Ergonomics & Accessibility Audits
Ergonomics & Accessibility Audits
Improve productivity, improve your health.
Employers constantly strive to improve the productivity of their employees.  With the ever-increasing prevalence of work related injuries leading to absenteeism, as well as the rising employment of people with disabilities, ergonomics and accessibility audits in the work place is the answer to the problem.

Simply owning the latest ergonomic office accessories is only half the battle. Preventing work related injuries is all about using the correct ergonomic equipment, specific to the employee and the work requirements, in the correct way. At Functionwise, we are expertly trained ergonomists with the medical knowledge and workplace experience to improve any workstation using scientific and objective assessments.

Employment of people with disabilities is evident in any company. The Act in terms of Facilities to be provided for people with disability, is clear in terms of the essential requirement of the National Building Regulations, but how does it apply to different people with different disabilities? As occupational therapists, we are experts in applying the specifics of the act to employees with specific disabilities.

“Ergonomics is essentially fitting the work place to the worker. The better the fit, the higher the level of safety and worker efficiency.”
– Zelmarie de Visser, Occupational Therapist



Ergonomics is, simply put, the way we as humans interact with the environment around us and the impact these environments have on our well-being.  Whether you work at an office desk all day, or perform manual work in a workshop, proper ergonomics is the key to a healthy working environment.  We are passionate about ergonomics and can help you prevent injuries in the work place.

We make use of scientific and objective assessments to assess:

  • Workplace injuries and how best to prevent them.
  • Assessing the interaction of the human employee with the work environment, indicating areas for concern for developing work related injuries.
  • Management of and relief from pre-existing problems using ergonomic equipment fit to the employee.


We make use of a scientific tool designed by ErgoMax to assess the human – environment interface and identify areas of concern.  Using this tool, together with our medical and work place knowledge, we are able to make scientifically sound conclusions and recommendations for each individual employee, whether this is preventative or as part of treatment for existing conditions. By doing this, we are able to assist the employer with concerns of absenteeism and decreased productivity as a result of work related injuries.

Accessibility Audit

What the Act Says in Terms of Facilities to be Provided for Disabled People (SANS 10400 Building Regulations)

The essential requirements of the National Building Regulations (in terms of facilities for disabled people or persons) are that:

  1. People with disabilities should be able to safely enter the building and be able to safely use all the facilities within it –specifically toilets.
  2. There must be a means of access that is suitable for people with disabilities to use. In addition, access must be available from various approaches of the building via the main entrance and any secondary entrances, and should lead to the ground floor.
  3. There must be a means of egress (a point of departure) that is suitable for people with disabilities to use in the event of any sort of emergency. This relates to any sort of emergency, but in addition, a further clause states that departure routes (or egress) must also be designed in accordance with Part T of the regulations, namely the section that relates to Fire Protection.
  4. Lifts in buildings must be able to serve the needs of disabled people. This includes ensuring that any commonly used “path of travel” MUST be free of any sort of obstacles that would limit, restrict or endanger people with disabilities who use that route. There must also be absolutely no obstacles that will prevent people with disabilities from accessing facilities within the building. The regulations refer specifically to people with impaired vision, but clearly they also relate to people in wheelchairs, or people who have trouble walking freely.
  5. Buildings that incorporate halls or auditoriums for public use are obliged to ensure that a reasonable percentage of space is available for people in wheelchairs or other “assistive devices”.

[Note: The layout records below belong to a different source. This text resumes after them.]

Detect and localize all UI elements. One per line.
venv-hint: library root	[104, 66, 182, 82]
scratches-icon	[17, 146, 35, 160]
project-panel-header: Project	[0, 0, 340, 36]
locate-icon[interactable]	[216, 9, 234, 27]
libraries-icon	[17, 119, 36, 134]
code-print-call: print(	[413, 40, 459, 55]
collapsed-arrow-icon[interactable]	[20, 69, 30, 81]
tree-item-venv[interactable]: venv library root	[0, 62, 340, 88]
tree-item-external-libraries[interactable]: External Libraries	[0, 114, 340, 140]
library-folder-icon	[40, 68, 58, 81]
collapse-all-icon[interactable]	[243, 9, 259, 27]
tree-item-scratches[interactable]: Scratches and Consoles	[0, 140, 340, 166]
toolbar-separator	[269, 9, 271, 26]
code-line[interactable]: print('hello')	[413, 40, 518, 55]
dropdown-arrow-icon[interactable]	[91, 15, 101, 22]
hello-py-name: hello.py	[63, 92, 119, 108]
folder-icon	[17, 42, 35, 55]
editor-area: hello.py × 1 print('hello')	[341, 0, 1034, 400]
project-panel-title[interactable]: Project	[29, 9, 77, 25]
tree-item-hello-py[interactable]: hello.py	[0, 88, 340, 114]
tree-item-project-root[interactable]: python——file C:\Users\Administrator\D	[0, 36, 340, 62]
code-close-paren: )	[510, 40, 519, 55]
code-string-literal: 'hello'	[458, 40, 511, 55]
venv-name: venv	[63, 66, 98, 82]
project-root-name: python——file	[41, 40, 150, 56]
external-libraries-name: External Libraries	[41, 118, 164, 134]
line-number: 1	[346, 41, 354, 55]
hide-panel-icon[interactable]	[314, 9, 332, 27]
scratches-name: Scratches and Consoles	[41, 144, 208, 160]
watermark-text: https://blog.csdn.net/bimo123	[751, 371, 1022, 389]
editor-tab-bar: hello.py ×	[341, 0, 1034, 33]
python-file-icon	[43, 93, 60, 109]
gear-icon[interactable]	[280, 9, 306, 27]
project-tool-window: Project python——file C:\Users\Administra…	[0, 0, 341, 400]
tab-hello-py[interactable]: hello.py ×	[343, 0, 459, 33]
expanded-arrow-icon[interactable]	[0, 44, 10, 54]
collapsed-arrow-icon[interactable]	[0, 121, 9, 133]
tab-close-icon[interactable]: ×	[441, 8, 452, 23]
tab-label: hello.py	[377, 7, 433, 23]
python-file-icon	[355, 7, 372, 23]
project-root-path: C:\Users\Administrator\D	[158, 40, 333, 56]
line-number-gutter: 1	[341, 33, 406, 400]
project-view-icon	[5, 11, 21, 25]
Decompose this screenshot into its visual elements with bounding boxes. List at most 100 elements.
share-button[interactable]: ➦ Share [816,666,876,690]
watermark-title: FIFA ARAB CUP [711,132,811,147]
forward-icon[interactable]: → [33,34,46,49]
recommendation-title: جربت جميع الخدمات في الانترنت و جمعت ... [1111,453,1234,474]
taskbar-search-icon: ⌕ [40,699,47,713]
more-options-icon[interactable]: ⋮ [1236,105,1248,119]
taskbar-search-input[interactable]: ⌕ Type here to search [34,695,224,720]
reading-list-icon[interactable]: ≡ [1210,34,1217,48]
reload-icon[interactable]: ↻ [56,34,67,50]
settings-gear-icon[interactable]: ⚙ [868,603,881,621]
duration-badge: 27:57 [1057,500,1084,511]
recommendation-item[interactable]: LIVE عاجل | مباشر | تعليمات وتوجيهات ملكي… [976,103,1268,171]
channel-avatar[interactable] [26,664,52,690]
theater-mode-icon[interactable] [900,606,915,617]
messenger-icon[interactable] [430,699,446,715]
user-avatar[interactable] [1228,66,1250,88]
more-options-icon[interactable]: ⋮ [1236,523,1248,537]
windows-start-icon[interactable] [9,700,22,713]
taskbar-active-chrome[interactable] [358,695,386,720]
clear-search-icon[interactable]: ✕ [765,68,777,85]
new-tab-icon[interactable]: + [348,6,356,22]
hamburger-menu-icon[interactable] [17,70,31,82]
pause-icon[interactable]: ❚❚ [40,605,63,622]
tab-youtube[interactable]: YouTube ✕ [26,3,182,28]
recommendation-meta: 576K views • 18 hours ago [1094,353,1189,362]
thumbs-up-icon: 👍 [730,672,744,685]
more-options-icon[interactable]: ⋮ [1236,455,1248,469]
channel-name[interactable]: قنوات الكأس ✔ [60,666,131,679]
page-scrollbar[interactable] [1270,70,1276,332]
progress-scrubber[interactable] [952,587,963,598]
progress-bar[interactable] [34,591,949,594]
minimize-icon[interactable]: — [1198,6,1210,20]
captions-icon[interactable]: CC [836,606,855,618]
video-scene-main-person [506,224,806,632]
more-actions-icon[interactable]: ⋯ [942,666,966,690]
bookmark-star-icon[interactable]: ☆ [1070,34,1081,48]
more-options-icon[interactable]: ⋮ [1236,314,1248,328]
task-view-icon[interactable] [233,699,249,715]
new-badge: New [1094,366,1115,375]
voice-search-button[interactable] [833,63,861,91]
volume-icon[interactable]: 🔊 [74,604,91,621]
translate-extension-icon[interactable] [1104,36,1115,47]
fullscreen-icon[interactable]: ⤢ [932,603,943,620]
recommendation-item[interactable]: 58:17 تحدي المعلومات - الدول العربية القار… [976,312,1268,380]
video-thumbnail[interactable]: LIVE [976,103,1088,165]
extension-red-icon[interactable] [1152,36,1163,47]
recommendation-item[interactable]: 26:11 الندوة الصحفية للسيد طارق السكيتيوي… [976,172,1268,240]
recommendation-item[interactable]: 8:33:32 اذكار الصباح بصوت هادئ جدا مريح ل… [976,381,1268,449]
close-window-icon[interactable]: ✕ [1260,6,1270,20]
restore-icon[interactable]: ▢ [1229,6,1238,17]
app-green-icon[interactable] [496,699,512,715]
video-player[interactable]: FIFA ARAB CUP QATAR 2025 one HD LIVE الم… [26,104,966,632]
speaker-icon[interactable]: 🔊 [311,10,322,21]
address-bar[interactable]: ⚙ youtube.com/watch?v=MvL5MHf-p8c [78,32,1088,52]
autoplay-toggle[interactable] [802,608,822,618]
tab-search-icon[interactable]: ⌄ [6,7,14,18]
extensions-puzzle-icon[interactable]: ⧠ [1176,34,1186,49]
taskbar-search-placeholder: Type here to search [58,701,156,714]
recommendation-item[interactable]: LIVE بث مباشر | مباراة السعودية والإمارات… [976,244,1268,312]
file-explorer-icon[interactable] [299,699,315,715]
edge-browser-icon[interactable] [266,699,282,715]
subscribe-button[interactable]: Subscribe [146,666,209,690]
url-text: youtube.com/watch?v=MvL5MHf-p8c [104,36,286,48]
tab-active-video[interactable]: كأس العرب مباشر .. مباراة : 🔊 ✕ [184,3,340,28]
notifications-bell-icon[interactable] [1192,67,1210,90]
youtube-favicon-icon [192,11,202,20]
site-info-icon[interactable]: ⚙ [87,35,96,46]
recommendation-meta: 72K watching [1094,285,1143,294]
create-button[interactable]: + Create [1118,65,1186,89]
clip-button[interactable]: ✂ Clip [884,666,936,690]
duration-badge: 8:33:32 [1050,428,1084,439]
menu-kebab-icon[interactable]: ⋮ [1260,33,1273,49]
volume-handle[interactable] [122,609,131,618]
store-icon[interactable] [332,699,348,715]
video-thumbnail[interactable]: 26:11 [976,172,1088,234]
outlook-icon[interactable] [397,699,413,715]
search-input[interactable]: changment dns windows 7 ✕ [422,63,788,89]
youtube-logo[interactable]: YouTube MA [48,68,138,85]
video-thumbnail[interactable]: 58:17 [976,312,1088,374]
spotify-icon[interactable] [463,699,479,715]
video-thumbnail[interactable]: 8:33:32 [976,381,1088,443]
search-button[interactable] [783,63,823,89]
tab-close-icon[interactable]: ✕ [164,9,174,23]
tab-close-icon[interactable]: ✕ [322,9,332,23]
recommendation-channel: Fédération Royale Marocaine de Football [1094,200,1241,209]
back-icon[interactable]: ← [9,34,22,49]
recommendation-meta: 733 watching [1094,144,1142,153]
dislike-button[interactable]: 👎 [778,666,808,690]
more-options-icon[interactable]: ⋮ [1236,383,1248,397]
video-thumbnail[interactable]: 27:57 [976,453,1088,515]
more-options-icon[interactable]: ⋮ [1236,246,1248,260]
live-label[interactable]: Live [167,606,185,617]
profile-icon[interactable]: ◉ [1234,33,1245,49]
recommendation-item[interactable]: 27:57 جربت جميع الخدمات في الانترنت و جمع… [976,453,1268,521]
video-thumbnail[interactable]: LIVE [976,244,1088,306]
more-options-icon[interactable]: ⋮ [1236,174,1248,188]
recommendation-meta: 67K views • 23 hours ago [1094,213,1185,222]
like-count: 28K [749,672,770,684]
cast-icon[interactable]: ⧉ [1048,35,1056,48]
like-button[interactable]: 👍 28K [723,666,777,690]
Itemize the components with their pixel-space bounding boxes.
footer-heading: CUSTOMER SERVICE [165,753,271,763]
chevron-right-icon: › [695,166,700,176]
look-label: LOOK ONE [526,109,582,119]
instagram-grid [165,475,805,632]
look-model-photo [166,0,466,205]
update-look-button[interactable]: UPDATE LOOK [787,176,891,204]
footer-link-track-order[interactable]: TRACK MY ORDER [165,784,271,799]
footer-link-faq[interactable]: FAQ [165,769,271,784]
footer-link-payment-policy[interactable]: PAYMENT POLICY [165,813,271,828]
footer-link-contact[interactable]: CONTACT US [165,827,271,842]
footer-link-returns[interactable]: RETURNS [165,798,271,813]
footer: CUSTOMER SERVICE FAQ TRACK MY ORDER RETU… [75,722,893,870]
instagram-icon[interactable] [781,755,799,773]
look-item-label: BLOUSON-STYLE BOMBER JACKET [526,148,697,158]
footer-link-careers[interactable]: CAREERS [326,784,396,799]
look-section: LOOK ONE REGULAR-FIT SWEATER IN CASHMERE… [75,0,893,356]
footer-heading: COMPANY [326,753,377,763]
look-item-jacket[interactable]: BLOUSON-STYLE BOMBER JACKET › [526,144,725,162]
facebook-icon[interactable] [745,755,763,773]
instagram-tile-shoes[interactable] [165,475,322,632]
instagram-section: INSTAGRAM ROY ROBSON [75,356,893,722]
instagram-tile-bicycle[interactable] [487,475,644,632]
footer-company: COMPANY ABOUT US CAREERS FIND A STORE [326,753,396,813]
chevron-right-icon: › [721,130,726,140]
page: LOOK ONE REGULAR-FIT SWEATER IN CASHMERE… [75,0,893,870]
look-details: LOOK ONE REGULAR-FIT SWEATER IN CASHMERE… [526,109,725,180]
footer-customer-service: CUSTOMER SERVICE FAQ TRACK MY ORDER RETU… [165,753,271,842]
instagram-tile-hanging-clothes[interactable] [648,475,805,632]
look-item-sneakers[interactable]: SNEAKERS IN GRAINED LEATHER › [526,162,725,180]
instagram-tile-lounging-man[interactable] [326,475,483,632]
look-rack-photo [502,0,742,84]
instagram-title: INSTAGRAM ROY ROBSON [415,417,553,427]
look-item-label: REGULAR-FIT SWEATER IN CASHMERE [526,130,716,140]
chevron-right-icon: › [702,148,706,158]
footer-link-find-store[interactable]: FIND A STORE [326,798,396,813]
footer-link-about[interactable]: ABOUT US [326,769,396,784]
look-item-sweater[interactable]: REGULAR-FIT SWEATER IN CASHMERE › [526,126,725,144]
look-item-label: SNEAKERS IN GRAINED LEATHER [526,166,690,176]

In addition to these clauses, the National Building Regulations also state that where there is parking available for more than 50 motor vehicles, there must be parking facilities that accommodate disabled persons. There is also an obligation to ensure that persons with disabilities are provided with a suitable means of access from the parking area to the ground floor – or storey – of the building.

As occupational therapists, we are skilled in assessing accessibility of buildings according to the requirements of the act and making recommendations specific to different disabilities.